= August Fischer =

German orientalist and philologist (1865–1949)

August Fischer (14 February 1865 in Halle an der Saale - 14 February 1949 in Leipzig) was a German orientalist.

From 1883 to 1889 he studied theology and Oriental philology at the universities of Berlin, Marburg and Halle, receiving his doctorate with a thesis on the source biographies of Ibn Ishaq, Biographien von Gewährsmännern des Ibn Ishaq. In 1890 he obtained his habilitation for Oriental philology at the University of Halle, and several years later became an associate professor in Berlin. From 1900 to 1930 he was a full professor of Oriental philology at the University of Leipzig, where in 1914/15 he served as dean to the faculty of philosophy. For several years he was secretary of the philological-history group at the Saxon Academy of Sciences of Leipzig (1926–32).

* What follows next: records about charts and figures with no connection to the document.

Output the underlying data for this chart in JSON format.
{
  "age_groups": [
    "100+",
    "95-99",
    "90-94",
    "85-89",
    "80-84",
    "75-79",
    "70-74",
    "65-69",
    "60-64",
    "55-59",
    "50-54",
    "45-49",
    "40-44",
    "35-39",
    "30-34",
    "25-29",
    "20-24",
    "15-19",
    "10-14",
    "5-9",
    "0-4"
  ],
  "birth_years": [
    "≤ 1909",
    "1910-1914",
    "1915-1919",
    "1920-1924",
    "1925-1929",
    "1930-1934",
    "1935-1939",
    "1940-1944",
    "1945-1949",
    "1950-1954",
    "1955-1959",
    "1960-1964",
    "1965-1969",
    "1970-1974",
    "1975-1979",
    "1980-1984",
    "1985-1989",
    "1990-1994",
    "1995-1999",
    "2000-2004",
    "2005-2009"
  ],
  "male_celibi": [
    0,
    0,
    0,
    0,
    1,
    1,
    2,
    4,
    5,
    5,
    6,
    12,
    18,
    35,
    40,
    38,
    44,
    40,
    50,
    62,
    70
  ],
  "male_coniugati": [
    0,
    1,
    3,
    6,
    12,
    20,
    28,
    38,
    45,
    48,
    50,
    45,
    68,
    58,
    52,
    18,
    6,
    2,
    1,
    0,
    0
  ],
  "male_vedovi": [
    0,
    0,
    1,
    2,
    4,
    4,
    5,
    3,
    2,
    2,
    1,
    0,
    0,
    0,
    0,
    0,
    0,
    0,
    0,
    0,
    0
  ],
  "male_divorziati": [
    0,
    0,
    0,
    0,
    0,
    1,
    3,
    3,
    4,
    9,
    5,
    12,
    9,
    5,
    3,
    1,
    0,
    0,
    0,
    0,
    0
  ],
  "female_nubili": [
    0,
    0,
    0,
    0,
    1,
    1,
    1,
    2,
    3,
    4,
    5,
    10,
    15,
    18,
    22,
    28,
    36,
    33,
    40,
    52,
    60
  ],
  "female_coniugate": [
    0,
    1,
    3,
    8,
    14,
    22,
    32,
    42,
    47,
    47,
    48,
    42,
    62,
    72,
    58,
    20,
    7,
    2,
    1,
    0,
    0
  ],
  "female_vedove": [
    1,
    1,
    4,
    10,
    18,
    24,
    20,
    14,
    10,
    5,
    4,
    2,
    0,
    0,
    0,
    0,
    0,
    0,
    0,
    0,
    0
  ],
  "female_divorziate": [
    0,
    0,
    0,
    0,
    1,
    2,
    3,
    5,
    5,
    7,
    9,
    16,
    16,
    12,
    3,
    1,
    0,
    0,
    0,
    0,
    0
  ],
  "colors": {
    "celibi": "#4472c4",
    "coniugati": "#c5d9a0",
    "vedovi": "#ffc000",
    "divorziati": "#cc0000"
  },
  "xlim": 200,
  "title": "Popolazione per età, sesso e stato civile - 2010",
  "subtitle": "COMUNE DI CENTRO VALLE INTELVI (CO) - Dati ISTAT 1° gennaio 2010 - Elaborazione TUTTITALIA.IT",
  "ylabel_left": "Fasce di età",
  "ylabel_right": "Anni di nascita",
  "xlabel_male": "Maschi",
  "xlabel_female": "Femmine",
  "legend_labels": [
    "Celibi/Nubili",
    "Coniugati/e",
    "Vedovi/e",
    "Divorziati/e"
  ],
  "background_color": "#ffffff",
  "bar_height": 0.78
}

He was a member of the Academy of the Arabic Language in Cairo and he contributed his notes for the development of Al-Mu'jam al-Kabir, the academy's project for a historical dictionary of Arabic.

== Published works ==
With Rudolf Ernst Brünnow, he was author of the highly acclaimed Arabische Chrestomathie aus Prosaschriftstellern (6h edition, 1953), an Arab chrestomathy translated into English and published with the title Chrestomathy of classical Arabic prose literature (2008). He was also an editor of the periodicals Zeitschrift der Deutschen Morgenländischen Gesellschaft (Journal of the German Oriental Society) and Islamica (1925–35; a journal for the study of languages and cultures of Islamic peoples). Among his other numerous writings were Die indirekte Rede im Altfranzösischen (Indirect speech in Old French, 1900) and the necrology for orientalist Christoph Ludolf Ehrenfried Krehl (Nekrolog auf Ludolf Krehl, 1901).